In her catalogue essay Davis acknowledges that in their imposition of Christian imagery on the “untouched” landscape, “these works overwrite Indigenous presence and history, underpinning them with a different grief that comes from separating land and culture.” For an Indigenous perspective on the matter of land-scape and art, something not within the purview of this exhibition, you need only cross the river to the Thomas Cole National Historic Site, where the show Native Prospects brings together works by Kay WalkingStick, Alan Michelson, and others.
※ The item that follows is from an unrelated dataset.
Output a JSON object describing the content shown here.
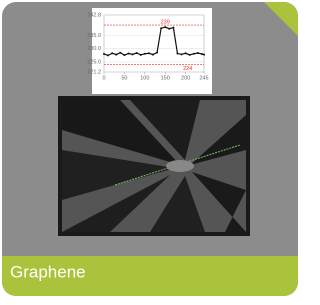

In the meantime, there are these rooms, these paintings, these mementoes, and, setting aside the imperial gaze, a worldview not wholly at odds with an Indigenous one. Nature heals. Renewal and consolation abide in the best landscapes of Church as they make death a compatible and inseparable part of life. These are lessons I wish I’d encountered when I visited Olana in the 1990s as many young friends were dying of AIDS. I went there for distraction not consolation. I walked the paths, looked out across the river toward Cole’s house, walked more, but seldom went inside. Had I paused in its rooms would I have learned that a memory palace imbued with death, can also be a place of solace, even joy? Not likely. For that I would have needed this exhibition and Allegra Davis.